Today, I consider adoption from a different perspective. For every child that is adopted, where are the parents with whom they will no longer connect? Is it right that they will miss the opportunity to shape the lives of their children?
I read two articles on the guardian.com that brought sharply into focus some of the heartbreaking stories that precede the happy adoption stories - How to stop record numbers of children going into care? Help their mothers and How poverty, care and adoption are related. Although the setting in those articles is the United Kingdom, little in the script would be rewritten for the stories to be told in Jamaica.
A 23-year-old woman had been sexually abused by her stepfather and stepbrothers. She eventually entered state care as a teenager before being placed in 11 different foster homes over an 18-month period. She mothered two children, both of whom were removed from her care and put up for adoption.
The criticisms about the handling of the case were captured in the judgment - (A Local Authority v The Mother and G (a child, by her guardian) BS17C00707 - that began with these words: "This is a desperately sad case where, for the second time in six months, this mother faces the loss to adoption of a child that she loves deeply. Her grief is very apparent.
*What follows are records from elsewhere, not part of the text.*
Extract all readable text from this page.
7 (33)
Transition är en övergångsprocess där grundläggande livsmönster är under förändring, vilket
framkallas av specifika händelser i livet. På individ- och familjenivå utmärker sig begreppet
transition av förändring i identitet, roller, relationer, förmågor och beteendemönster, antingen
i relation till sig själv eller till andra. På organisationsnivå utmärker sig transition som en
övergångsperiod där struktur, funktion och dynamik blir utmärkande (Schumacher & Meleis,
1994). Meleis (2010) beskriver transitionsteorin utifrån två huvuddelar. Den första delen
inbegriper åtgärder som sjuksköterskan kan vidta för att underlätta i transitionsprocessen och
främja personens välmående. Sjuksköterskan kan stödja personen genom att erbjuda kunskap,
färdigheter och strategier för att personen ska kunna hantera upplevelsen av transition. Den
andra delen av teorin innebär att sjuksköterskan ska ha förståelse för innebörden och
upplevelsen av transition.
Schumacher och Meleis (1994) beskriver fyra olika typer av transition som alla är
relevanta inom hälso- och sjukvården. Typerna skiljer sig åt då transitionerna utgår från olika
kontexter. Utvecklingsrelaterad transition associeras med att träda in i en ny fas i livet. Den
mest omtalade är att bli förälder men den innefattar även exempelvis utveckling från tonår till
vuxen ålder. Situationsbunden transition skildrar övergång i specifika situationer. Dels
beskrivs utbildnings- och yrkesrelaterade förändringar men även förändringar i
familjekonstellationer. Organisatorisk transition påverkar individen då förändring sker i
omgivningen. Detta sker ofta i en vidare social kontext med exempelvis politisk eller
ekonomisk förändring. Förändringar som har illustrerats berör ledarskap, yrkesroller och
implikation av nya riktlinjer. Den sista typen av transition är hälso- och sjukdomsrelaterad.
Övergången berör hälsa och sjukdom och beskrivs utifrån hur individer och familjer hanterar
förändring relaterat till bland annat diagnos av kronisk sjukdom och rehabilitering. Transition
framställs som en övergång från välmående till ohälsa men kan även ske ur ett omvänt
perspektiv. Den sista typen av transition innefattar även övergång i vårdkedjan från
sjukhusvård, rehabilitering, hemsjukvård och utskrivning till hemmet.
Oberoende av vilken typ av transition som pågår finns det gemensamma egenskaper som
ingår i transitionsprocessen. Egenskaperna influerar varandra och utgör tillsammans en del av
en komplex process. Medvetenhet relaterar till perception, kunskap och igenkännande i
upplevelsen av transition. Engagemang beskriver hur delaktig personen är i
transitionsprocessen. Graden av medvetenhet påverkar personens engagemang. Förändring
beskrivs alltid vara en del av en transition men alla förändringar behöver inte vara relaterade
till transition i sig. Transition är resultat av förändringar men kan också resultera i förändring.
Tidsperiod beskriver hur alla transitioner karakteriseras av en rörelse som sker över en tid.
This is yet another truly wretched public law case. It is also yet another case of a young mother with a background in which she has experienced extreme abuse and deprivation, whom, I am told by everyone involved in this case, has not been offered therapeutic support."
The writer argued that poverty is the underlying issue that leads to mothers being deemed unfit, and their children being placed in state care. It continued with reference to the dossier, Suffer the Little Children and their Mothers to say, "the mothers whose children were adopted were all on low incomes, half had been teenage mothers; half were women of colour; half were survivors of rape or domestic violence. One mother with a learning disability, had her first child adopted at birth, never given a chance to care; a young couple who asked for advice about a mark on one of their children's face, ended up in the high court without a lawyer unable to stop their adoption; a woman raped by the children's father (who was convicted) was accused of failing to protect them, and the children were adopted by strangers in preference to their grandparents."
The search for a comprehensive report on the Jamaican Child Development Agency's website as to the number of children in state care, the number of children who were adopted or placed in foster care showed that the last such report was posted in 2008. Since then, several articles have been published with reference to the need for the adoption laws to be reviewed and revised. When will the waiting cease?
Most important for me, however, is the issue of whether the state provides enough assistance, counselling and treatment for parents to help them to keep their families together and avoid increasing the number of children in state care.